Tam 18 yıl önce bir Haziran akşamı, daha doğrusu benim ÖYS'ye girdiğim stresli ve yorgun günün akşamı kardeşimle birlikte İnönü Stadı'nda Elton John konserine gitmiştik, annemle babam bizi kapıda beklemişlerdi. Konser çıkışı kendimize The One tişörtü bile almış, yıllarca giyip hava atmıştık. İlk Elton John kasetimizi de konserin ertesi günü satın almıştık da annem bile sevip biz evde yokken dinler olmuştu.

Dün akşam yine Elton John konserindeydim. Bu kez stadda değil karşısındaki Küçükçiftlik Parkı konser alanında, yanımda kardeşim yoktu ama akşam çıkışta yine babam gelip aldı beni :) Kaç yaşına gelirsen gel, ister evli ol, ister çocuklu anne-babalar için kızları hep çocuk kalıyor. 

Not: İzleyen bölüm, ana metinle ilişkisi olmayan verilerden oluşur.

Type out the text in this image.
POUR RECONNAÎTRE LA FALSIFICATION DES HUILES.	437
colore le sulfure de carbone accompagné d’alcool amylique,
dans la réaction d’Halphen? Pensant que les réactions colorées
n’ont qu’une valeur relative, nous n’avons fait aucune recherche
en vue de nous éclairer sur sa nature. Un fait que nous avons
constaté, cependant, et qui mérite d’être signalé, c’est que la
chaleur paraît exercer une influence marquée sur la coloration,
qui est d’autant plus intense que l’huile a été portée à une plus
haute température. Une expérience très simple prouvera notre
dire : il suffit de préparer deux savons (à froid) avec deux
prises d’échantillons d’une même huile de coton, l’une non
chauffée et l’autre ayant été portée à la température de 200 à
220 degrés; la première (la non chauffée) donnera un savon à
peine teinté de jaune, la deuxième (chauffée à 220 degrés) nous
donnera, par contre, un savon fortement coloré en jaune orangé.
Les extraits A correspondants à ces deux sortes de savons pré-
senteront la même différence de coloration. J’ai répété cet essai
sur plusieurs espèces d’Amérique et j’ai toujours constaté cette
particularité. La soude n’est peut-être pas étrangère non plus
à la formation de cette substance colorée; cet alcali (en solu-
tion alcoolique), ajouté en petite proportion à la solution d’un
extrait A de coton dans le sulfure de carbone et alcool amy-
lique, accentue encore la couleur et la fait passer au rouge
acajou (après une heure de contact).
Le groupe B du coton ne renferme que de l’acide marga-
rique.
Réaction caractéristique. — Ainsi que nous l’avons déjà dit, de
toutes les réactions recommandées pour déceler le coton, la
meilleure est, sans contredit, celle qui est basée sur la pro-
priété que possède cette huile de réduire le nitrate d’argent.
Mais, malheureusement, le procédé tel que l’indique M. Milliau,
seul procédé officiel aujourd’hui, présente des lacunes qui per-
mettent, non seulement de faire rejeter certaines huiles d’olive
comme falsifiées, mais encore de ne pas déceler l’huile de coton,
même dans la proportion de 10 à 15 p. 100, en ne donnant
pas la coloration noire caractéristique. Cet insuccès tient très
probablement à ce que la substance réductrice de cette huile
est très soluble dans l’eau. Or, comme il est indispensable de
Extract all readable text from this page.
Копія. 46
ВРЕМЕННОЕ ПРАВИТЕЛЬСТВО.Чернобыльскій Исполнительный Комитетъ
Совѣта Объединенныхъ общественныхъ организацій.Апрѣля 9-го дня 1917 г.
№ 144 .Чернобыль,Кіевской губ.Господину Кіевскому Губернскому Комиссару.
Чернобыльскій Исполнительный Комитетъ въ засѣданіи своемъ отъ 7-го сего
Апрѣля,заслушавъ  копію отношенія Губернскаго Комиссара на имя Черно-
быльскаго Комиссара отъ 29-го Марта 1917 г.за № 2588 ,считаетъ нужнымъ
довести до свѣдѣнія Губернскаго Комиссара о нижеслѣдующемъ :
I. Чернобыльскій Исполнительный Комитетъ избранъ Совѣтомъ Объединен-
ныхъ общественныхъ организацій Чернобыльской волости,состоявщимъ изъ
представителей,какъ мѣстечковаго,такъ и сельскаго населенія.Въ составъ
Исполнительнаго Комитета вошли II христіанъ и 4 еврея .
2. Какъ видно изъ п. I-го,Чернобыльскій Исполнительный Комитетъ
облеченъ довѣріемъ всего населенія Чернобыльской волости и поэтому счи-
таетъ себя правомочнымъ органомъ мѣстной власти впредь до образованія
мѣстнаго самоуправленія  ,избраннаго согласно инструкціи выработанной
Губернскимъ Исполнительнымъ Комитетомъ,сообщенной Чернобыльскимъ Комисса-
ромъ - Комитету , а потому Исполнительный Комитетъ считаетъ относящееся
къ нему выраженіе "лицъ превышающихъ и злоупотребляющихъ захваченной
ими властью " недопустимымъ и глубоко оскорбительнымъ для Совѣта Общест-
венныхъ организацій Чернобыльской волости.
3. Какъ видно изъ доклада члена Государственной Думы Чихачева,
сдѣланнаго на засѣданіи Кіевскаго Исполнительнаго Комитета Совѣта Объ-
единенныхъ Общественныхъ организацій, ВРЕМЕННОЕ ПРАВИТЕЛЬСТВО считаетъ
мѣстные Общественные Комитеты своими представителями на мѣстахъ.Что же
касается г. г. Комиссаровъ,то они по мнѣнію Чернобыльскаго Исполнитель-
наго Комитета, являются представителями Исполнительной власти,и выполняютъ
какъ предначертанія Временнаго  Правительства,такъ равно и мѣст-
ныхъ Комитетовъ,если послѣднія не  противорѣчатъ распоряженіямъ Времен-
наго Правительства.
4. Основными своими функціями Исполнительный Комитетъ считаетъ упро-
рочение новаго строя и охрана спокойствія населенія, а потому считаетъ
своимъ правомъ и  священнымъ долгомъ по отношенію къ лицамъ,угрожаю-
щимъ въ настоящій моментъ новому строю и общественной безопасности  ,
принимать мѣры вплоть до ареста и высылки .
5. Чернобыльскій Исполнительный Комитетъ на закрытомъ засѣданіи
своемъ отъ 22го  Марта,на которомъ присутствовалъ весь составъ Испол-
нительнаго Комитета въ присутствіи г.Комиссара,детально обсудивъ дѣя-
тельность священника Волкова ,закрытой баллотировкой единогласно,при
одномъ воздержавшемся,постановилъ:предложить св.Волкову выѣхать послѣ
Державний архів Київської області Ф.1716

18 yılda ben yaşlanmıştım da Elton John yaşlanmamıştı, 2,5 saat boyunca sahneyi terketmedi, herkesi coşturdu. Orkestrası da bir alemdi; birkaç tane yaşlı delikanlı - biri uzun saçlı ve çiçekli gömleği göbeğine kadar açık gitarist Nick Nolte, biri son Mohikan görünümlü baterist, diğer gitarist aynı Nejat Yavaşoğulları, iki tane çello çalan ve fes takan çıtır delikanlı, arkada pofuduk kıvırcık saçlarıyla tombul neşeli siyahi vokalistler grubu ki bellerinde Shakira/dansöz şıngırtılarından vardı. 




Seviyorum bu adamı ne yapayım; kimliğine sahip çıkmasını, partneri/eşi ile taşıyıcı anneden çocuk sahibi olmasını, bir futbol takımı satın almasını, güneş gözlüklerini, rüküş ayakkabılarını-ceketlerini, kulise incir ve palmiye istemesini, piyanosuyla çocuğuymuş gibi oyun oynamasını, insancıllığını, her yardım organizasyonunda yer almasını seviyorum - 80'ler ve 90'ların simgesi hüzünlü ve neşeli şarkılarını seviyorum; en çok da Nikita'yı...

Babam beni eve bırakırken şöyle dedi: "İnsana kaç kere nasip olur böyle dünya çapında bir sanatçıyı izlemek?" Bana iki kez nasip oldu, çok şanslıyım...biliyorum.